Desde el principio tuvo cuidado de presentarse a su público fundamental de marginados como uno de ellos: una persona hecha a sí misma, que había tenido que vencer obstáculos interpuestos por una élite arrogante y corrompida que consentía a los traicioneros musulmanes y despreciaba a los buenos hindúes como él. Tras presumir de sus 142 centímetros de pectorales, prometió transformar India en una superpotencia internacional y reinsertar a los hindúes en el gran desfile de la historia.

Desde luego, ha tenido la suerte de enfrentarse a Rahul Gandhi, un símbolo viviente de la difunta política dinástica y el centrismo ideológico insolvente. Sin embargo, en contra de lo que esperaban muchos comentaristas neoliberales en India y Occidente, Modi no ha logrado transmutar las pasiones de los indios rezagados en un crecimiento económico espectacular. Por el contrario, ha abierto lo que Friedrich Nietzsche, al hablar de los “hombres de resentimiento”, llamó “un trémulo ámbito de venganza subterránea, inagotable y de insaciables arrebatos”.

El programa de Modi en India es el mismo que el de numerosos demagogos de extrema derecha: excitar a una población temerosa e indignada usando como chivos expiatorios a las minorías, los refugiados, los izquierdistas, los liberales y otros, mientras acelera las formas más depredadoras del capitalismo. Puede que no haya creado oportunidades de empleo para los ciudadanos desfavorecidos. Pero les ha dado permiso, con su propio desprecio vengativo hacia las élites de habla inglesa, para que se enfrenten ruidosamente y callen a los privilegiados. En vez de liberarlos de las injusticias, ha liberado las emociones más siniestras; ha autorizado a sus seguidores a odiar de forma explícita a gente muy variada, desde los pérfidos paquistaníes e indios musulmanes hasta sus apaciguadores “antinacionales”.

Mientras Modi dejaba que estallara el volcán de un resentimiento histórico, India ha presenciado un ataque brutal no solo contra las instituciones democráticas y el discurso racional, sino también contra la decencia. Nada resume mejor la India que ha construido Modi que las manifestaciones del año pasado encabezadas por mujeres y las explicaciones ofrecidas por los políticos, la Policía y los abogados para justificar a ocho hombres hindúes acusados de violar y asesinar a una niña musulmana de ocho años.

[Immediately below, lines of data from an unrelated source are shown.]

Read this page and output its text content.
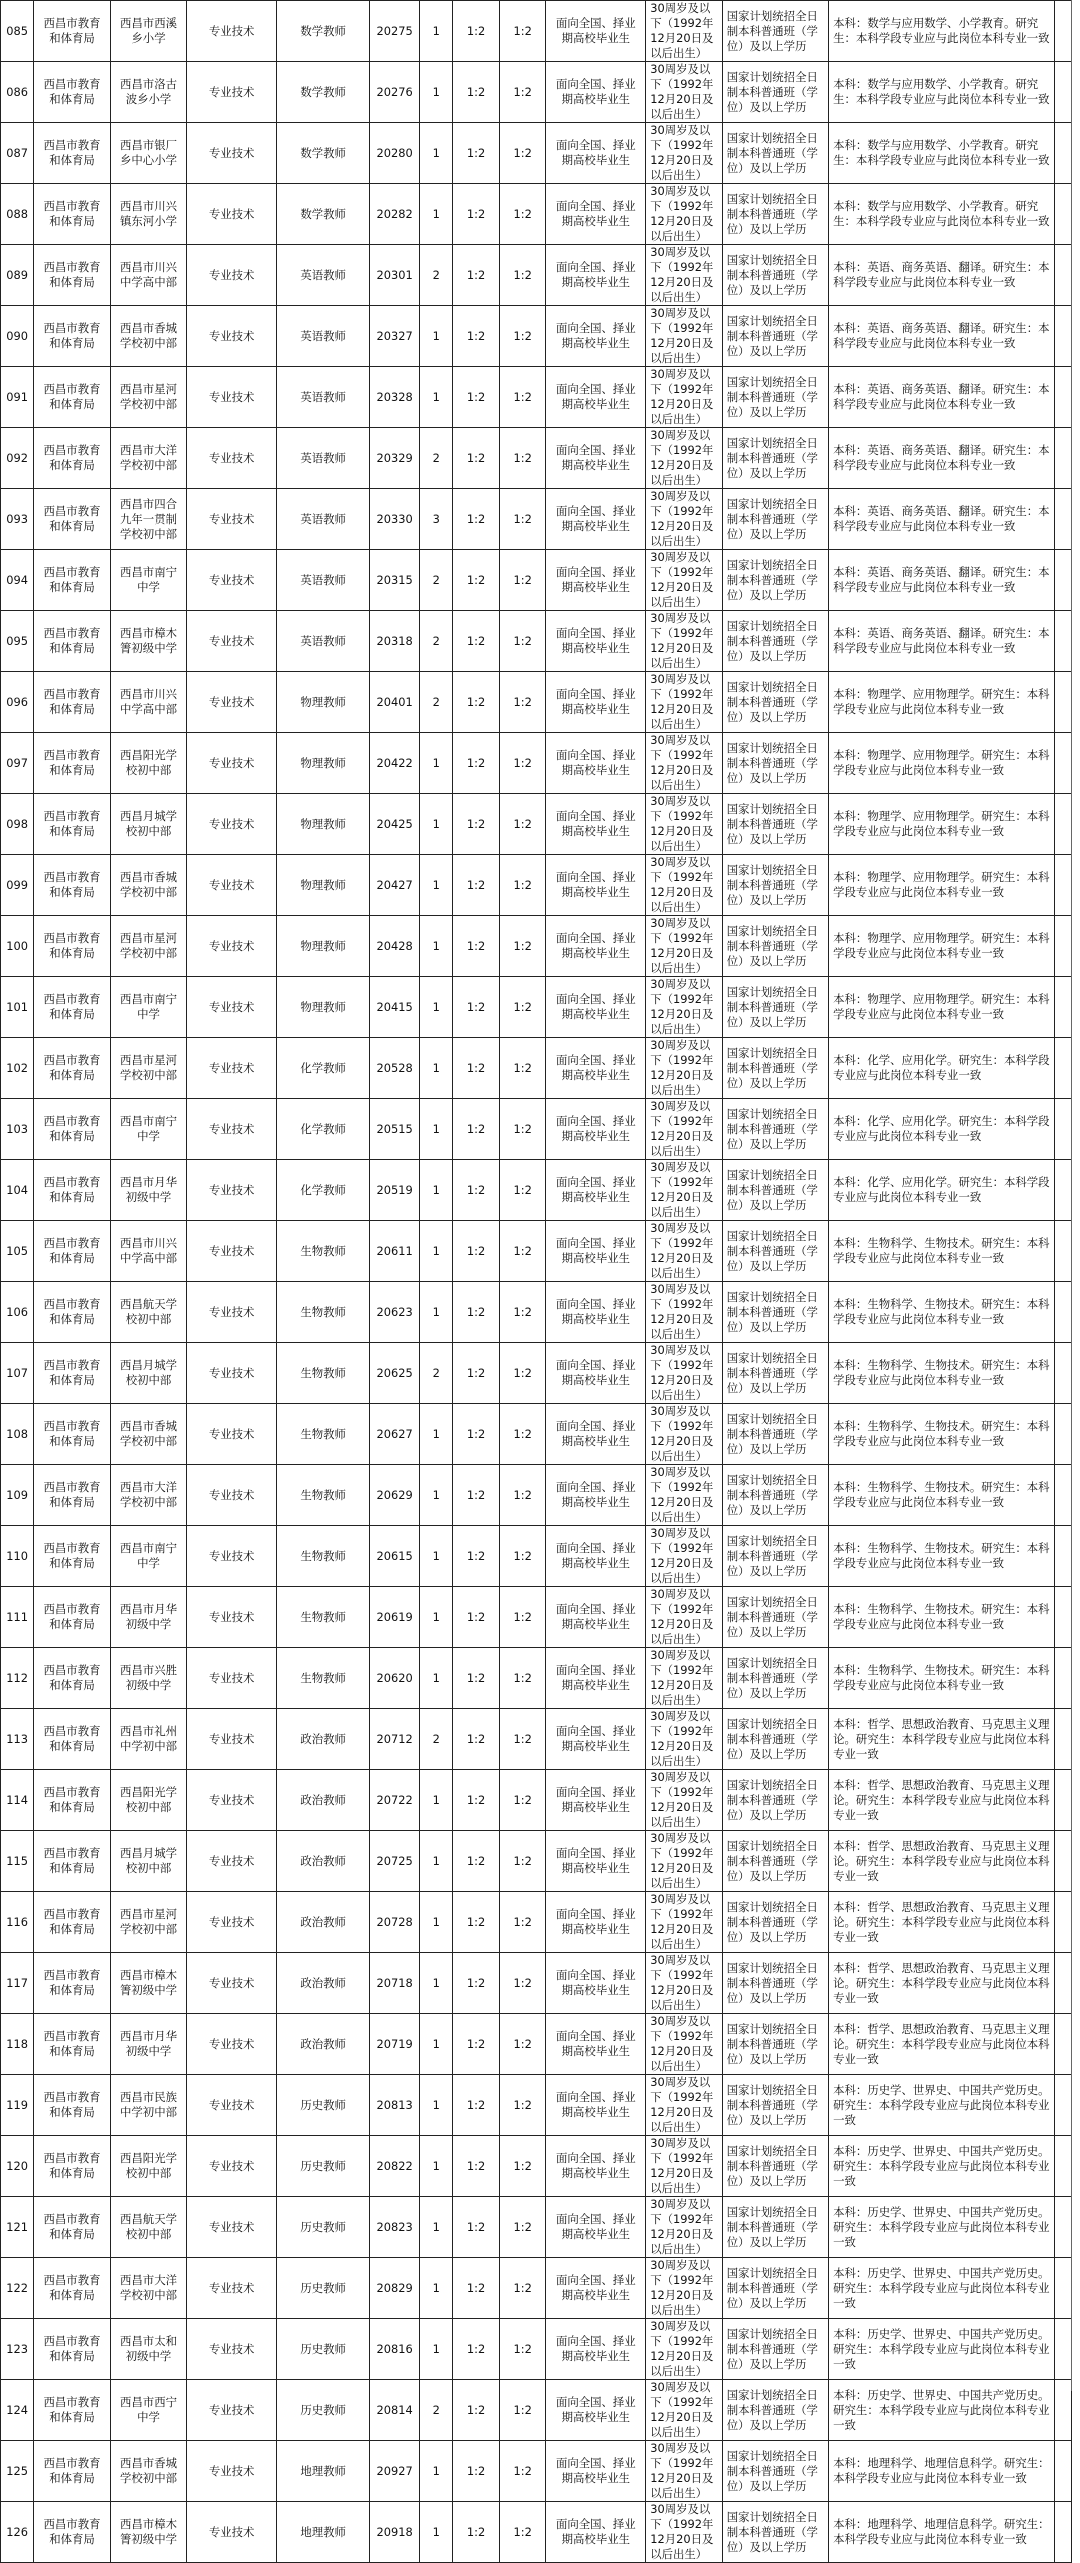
085	西昌市教育和体育局	西昌市西溪乡小学	专业技术	数学教师	20275	1	1:2	1:2	面向全国、择业期高校毕业生	30周岁及以下（1992年12月20日及以后出生）	国家计划统招全日制本科普通班（学位）及以上学历	本科：数学与应用数学、小学教育。研究生：本科学段专业应与此岗位本科专业一致	
086	西昌市教育和体育局	西昌市洛古波乡小学	专业技术	数学教师	20276	1	1:2	1:2	面向全国、择业期高校毕业生	30周岁及以下（1992年12月20日及以后出生）	国家计划统招全日制本科普通班（学位）及以上学历	本科：数学与应用数学、小学教育。研究生：本科学段专业应与此岗位本科专业一致	
087	西昌市教育和体育局	西昌市银厂乡中心小学	专业技术	数学教师	20280	1	1:2	1:2	面向全国、择业期高校毕业生	30周岁及以下（1992年12月20日及以后出生）	国家计划统招全日制本科普通班（学位）及以上学历	本科：数学与应用数学、小学教育。研究生：本科学段专业应与此岗位本科专业一致	
088	西昌市教育和体育局	西昌市川兴镇东河小学	专业技术	数学教师	20282	1	1:2	1:2	面向全国、择业期高校毕业生	30周岁及以下（1992年12月20日及以后出生）	国家计划统招全日制本科普通班（学位）及以上学历	本科：数学与应用数学、小学教育。研究生：本科学段专业应与此岗位本科专业一致	
089	西昌市教育和体育局	西昌市川兴中学高中部	专业技术	英语教师	20301	2	1:2	1:2	面向全国、择业期高校毕业生	30周岁及以下（1992年12月20日及以后出生）	国家计划统招全日制本科普通班（学位）及以上学历	本科：英语、商务英语、翻译。研究生：本科学段专业应与此岗位本科专业一致	
090	西昌市教育和体育局	西昌市香城学校初中部	专业技术	英语教师	20327	1	1:2	1:2	面向全国、择业期高校毕业生	30周岁及以下（1992年12月20日及以后出生）	国家计划统招全日制本科普通班（学位）及以上学历	本科：英语、商务英语、翻译。研究生：本科学段专业应与此岗位本科专业一致	
091	西昌市教育和体育局	西昌市星河学校初中部	专业技术	英语教师	20328	1	1:2	1:2	面向全国、择业期高校毕业生	30周岁及以下（1992年12月20日及以后出生）	国家计划统招全日制本科普通班（学位）及以上学历	本科：英语、商务英语、翻译。研究生：本科学段专业应与此岗位本科专业一致	
092	西昌市教育和体育局	西昌市大洋学校初中部	专业技术	英语教师	20329	2	1:2	1:2	面向全国、择业期高校毕业生	30周岁及以下（1992年12月20日及以后出生）	国家计划统招全日制本科普通班（学位）及以上学历	本科：英语、商务英语、翻译。研究生：本科学段专业应与此岗位本科专业一致	
093	西昌市教育和体育局	西昌市四合九年一贯制学校初中部	专业技术	英语教师	20330	3	1:2	1:2	面向全国、择业期高校毕业生	30周岁及以下（1992年12月20日及以后出生）	国家计划统招全日制本科普通班（学位）及以上学历	本科：英语、商务英语、翻译。研究生：本科学段专业应与此岗位本科专业一致	
094	西昌市教育和体育局	西昌市南宁中学	专业技术	英语教师	20315	2	1:2	1:2	面向全国、择业期高校毕业生	30周岁及以下（1992年12月20日及以后出生）	国家计划统招全日制本科普通班（学位）及以上学历	本科：英语、商务英语、翻译。研究生：本科学段专业应与此岗位本科专业一致	
095	西昌市教育和体育局	西昌市樟木箐初级中学	专业技术	英语教师	20318	2	1:2	1:2	面向全国、择业期高校毕业生	30周岁及以下（1992年12月20日及以后出生）	国家计划统招全日制本科普通班（学位）及以上学历	本科：英语、商务英语、翻译。研究生：本科学段专业应与此岗位本科专业一致	
096	西昌市教育和体育局	西昌市川兴中学高中部	专业技术	物理教师	20401	2	1:2	1:2	面向全国、择业期高校毕业生	30周岁及以下（1992年12月20日及以后出生）	国家计划统招全日制本科普通班（学位）及以上学历	本科：物理学、应用物理学。研究生：本科学段专业应与此岗位本科专业一致	
097	西昌市教育和体育局	西昌阳光学校初中部	专业技术	物理教师	20422	1	1:2	1:2	面向全国、择业期高校毕业生	30周岁及以下（1992年12月20日及以后出生）	国家计划统招全日制本科普通班（学位）及以上学历	本科：物理学、应用物理学。研究生：本科学段专业应与此岗位本科专业一致	
098	西昌市教育和体育局	西昌月城学校初中部	专业技术	物理教师	20425	1	1:2	1:2	面向全国、择业期高校毕业生	30周岁及以下（1992年12月20日及以后出生）	国家计划统招全日制本科普通班（学位）及以上学历	本科：物理学、应用物理学。研究生：本科学段专业应与此岗位本科专业一致	
099	西昌市教育和体育局	西昌市香城学校初中部	专业技术	物理教师	20427	1	1:2	1:2	面向全国、择业期高校毕业生	30周岁及以下（1992年12月20日及以后出生）	国家计划统招全日制本科普通班（学位）及以上学历	本科：物理学、应用物理学。研究生：本科学段专业应与此岗位本科专业一致	
100	西昌市教育和体育局	西昌市星河学校初中部	专业技术	物理教师	20428	1	1:2	1:2	面向全国、择业期高校毕业生	30周岁及以下（1992年12月20日及以后出生）	国家计划统招全日制本科普通班（学位）及以上学历	本科：物理学、应用物理学。研究生：本科学段专业应与此岗位本科专业一致	
101	西昌市教育和体育局	西昌市南宁中学	专业技术	物理教师	20415	1	1:2	1:2	面向全国、择业期高校毕业生	30周岁及以下（1992年12月20日及以后出生）	国家计划统招全日制本科普通班（学位）及以上学历	本科：物理学、应用物理学。研究生：本科学段专业应与此岗位本科专业一致	
102	西昌市教育和体育局	西昌市星河学校初中部	专业技术	化学教师	20528	1	1:2	1:2	面向全国、择业期高校毕业生	30周岁及以下（1992年12月20日及以后出生）	国家计划统招全日制本科普通班（学位）及以上学历	本科：化学、应用化学。研究生：本科学段专业应与此岗位本科专业一致	
103	西昌市教育和体育局	西昌市南宁中学	专业技术	化学教师	20515	1	1:2	1:2	面向全国、择业期高校毕业生	30周岁及以下（1992年12月20日及以后出生）	国家计划统招全日制本科普通班（学位）及以上学历	本科：化学、应用化学。研究生：本科学段专业应与此岗位本科专业一致	
104	西昌市教育和体育局	西昌市月华初级中学	专业技术	化学教师	20519	1	1:2	1:2	面向全国、择业期高校毕业生	30周岁及以下（1992年12月20日及以后出生）	国家计划统招全日制本科普通班（学位）及以上学历	本科：化学、应用化学。研究生：本科学段专业应与此岗位本科专业一致	
105	西昌市教育和体育局	西昌市川兴中学高中部	专业技术	生物教师	20611	1	1:2	1:2	面向全国、择业期高校毕业生	30周岁及以下（1992年12月20日及以后出生）	国家计划统招全日制本科普通班（学位）及以上学历	本科：生物科学、生物技术。研究生：本科学段专业应与此岗位本科专业一致	
106	西昌市教育和体育局	西昌航天学校初中部	专业技术	生物教师	20623	1	1:2	1:2	面向全国、择业期高校毕业生	30周岁及以下（1992年12月20日及以后出生）	国家计划统招全日制本科普通班（学位）及以上学历	本科：生物科学、生物技术。研究生：本科学段专业应与此岗位本科专业一致	
107	西昌市教育和体育局	西昌月城学校初中部	专业技术	生物教师	20625	2	1:2	1:2	面向全国、择业期高校毕业生	30周岁及以下（1992年12月20日及以后出生）	国家计划统招全日制本科普通班（学位）及以上学历	本科：生物科学、生物技术。研究生：本科学段专业应与此岗位本科专业一致	
108	西昌市教育和体育局	西昌市香城学校初中部	专业技术	生物教师	20627	1	1:2	1:2	面向全国、择业期高校毕业生	30周岁及以下（1992年12月20日及以后出生）	国家计划统招全日制本科普通班（学位）及以上学历	本科：生物科学、生物技术。研究生：本科学段专业应与此岗位本科专业一致	
109	西昌市教育和体育局	西昌市大洋学校初中部	专业技术	生物教师	20629	1	1:2	1:2	面向全国、择业期高校毕业生	30周岁及以下（1992年12月20日及以后出生）	国家计划统招全日制本科普通班（学位）及以上学历	本科：生物科学、生物技术。研究生：本科学段专业应与此岗位本科专业一致	
110	西昌市教育和体育局	西昌市南宁中学	专业技术	生物教师	20615	1	1:2	1:2	面向全国、择业期高校毕业生	30周岁及以下（1992年12月20日及以后出生）	国家计划统招全日制本科普通班（学位）及以上学历	本科：生物科学、生物技术。研究生：本科学段专业应与此岗位本科专业一致	
111	西昌市教育和体育局	西昌市月华初级中学	专业技术	生物教师	20619	1	1:2	1:2	面向全国、择业期高校毕业生	30周岁及以下（1992年12月20日及以后出生）	国家计划统招全日制本科普通班（学位）及以上学历	本科：生物科学、生物技术。研究生：本科学段专业应与此岗位本科专业一致	
112	西昌市教育和体育局	西昌市兴胜初级中学	专业技术	生物教师	20620	1	1:2	1:2	面向全国、择业期高校毕业生	30周岁及以下（1992年12月20日及以后出生）	国家计划统招全日制本科普通班（学位）及以上学历	本科：生物科学、生物技术。研究生：本科学段专业应与此岗位本科专业一致	
113	西昌市教育和体育局	西昌市礼州中学初中部	专业技术	政治教师	20712	2	1:2	1:2	面向全国、择业期高校毕业生	30周岁及以下（1992年12月20日及以后出生）	国家计划统招全日制本科普通班（学位）及以上学历	本科：哲学、思想政治教育、马克思主义理论。研究生：本科学段专业应与此岗位本科专业一致	
114	西昌市教育和体育局	西昌阳光学校初中部	专业技术	政治教师	20722	1	1:2	1:2	面向全国、择业期高校毕业生	30周岁及以下（1992年12月20日及以后出生）	国家计划统招全日制本科普通班（学位）及以上学历	本科：哲学、思想政治教育、马克思主义理论。研究生：本科学段专业应与此岗位本科专业一致	
115	西昌市教育和体育局	西昌月城学校初中部	专业技术	政治教师	20725	1	1:2	1:2	面向全国、择业期高校毕业生	30周岁及以下（1992年12月20日及以后出生）	国家计划统招全日制本科普通班（学位）及以上学历	本科：哲学、思想政治教育、马克思主义理论。研究生：本科学段专业应与此岗位本科专业一致	
116	西昌市教育和体育局	西昌市星河学校初中部	专业技术	政治教师	20728	1	1:2	1:2	面向全国、择业期高校毕业生	30周岁及以下（1992年12月20日及以后出生）	国家计划统招全日制本科普通班（学位）及以上学历	本科：哲学、思想政治教育、马克思主义理论。研究生：本科学段专业应与此岗位本科专业一致	
117	西昌市教育和体育局	西昌市樟木箐初级中学	专业技术	政治教师	20718	1	1:2	1:2	面向全国、择业期高校毕业生	30周岁及以下（1992年12月20日及以后出生）	国家计划统招全日制本科普通班（学位）及以上学历	本科：哲学、思想政治教育、马克思主义理论。研究生：本科学段专业应与此岗位本科专业一致	
118	西昌市教育和体育局	西昌市月华初级中学	专业技术	政治教师	20719	1	1:2	1:2	面向全国、择业期高校毕业生	30周岁及以下（1992年12月20日及以后出生）	国家计划统招全日制本科普通班（学位）及以上学历	本科：哲学、思想政治教育、马克思主义理论。研究生：本科学段专业应与此岗位本科专业一致	
119	西昌市教育和体育局	西昌市民族中学初中部	专业技术	历史教师	20813	1	1:2	1:2	面向全国、择业期高校毕业生	30周岁及以下（1992年12月20日及以后出生）	国家计划统招全日制本科普通班（学位）及以上学历	本科：历史学、世界史、中国共产党历史。研究生：本科学段专业应与此岗位本科专业一致	
120	西昌市教育和体育局	西昌阳光学校初中部	专业技术	历史教师	20822	1	1:2	1:2	面向全国、择业期高校毕业生	30周岁及以下（1992年12月20日及以后出生）	国家计划统招全日制本科普通班（学位）及以上学历	本科：历史学、世界史、中国共产党历史。研究生：本科学段专业应与此岗位本科专业一致	
121	西昌市教育和体育局	西昌航天学校初中部	专业技术	历史教师	20823	1	1:2	1:2	面向全国、择业期高校毕业生	30周岁及以下（1992年12月20日及以后出生）	国家计划统招全日制本科普通班（学位）及以上学历	本科：历史学、世界史、中国共产党历史。研究生：本科学段专业应与此岗位本科专业一致	
122	西昌市教育和体育局	西昌市大洋学校初中部	专业技术	历史教师	20829	1	1:2	1:2	面向全国、择业期高校毕业生	30周岁及以下（1992年12月20日及以后出生）	国家计划统招全日制本科普通班（学位）及以上学历	本科：历史学、世界史、中国共产党历史。研究生：本科学段专业应与此岗位本科专业一致	
123	西昌市教育和体育局	西昌市太和初级中学	专业技术	历史教师	20816	1	1:2	1:2	面向全国、择业期高校毕业生	30周岁及以下（1992年12月20日及以后出生）	国家计划统招全日制本科普通班（学位）及以上学历	本科：历史学、世界史、中国共产党历史。研究生：本科学段专业应与此岗位本科专业一致	
124	西昌市教育和体育局	西昌市西宁中学	专业技术	历史教师	20814	2	1:2	1:2	面向全国、择业期高校毕业生	30周岁及以下（1992年12月20日及以后出生）	国家计划统招全日制本科普通班（学位）及以上学历	本科：历史学、世界史、中国共产党历史。研究生：本科学段专业应与此岗位本科专业一致	
125	西昌市教育和体育局	西昌市香城学校初中部	专业技术	地理教师	20927	1	1:2	1:2	面向全国、择业期高校毕业生	30周岁及以下（1992年12月20日及以后出生）	国家计划统招全日制本科普通班（学位）及以上学历	本科：地理科学、地理信息科学。研究生：本科学段专业应与此岗位本科专业一致	
126	西昌市教育和体育局	西昌市樟木箐初级中学	专业技术	地理教师	20918	1	1:2	1:2	面向全国、择业期高校毕业生	30周岁及以下（1992年12月20日及以后出生）	国家计划统招全日制本科普通班（学位）及以上学历	本科：地理科学、地理信息科学。研究生：本科学段专业应与此岗位本科专业一致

Emborrachar a los votantes con la seductora pasión de la venganza y grandiosas fantasías de poder y dominación ha permitido a Modi eludir el escrutinio público de los resultados de su sabiduría primitiva; un historial que habría arruinado a cualquier otro político.

* Ensayista y novelista indio. Su último libro es ‘La edad de la ira. Una historia del presente’. © The New York Times, 2019. Traducción de María Luisa Rodríguez Tapia.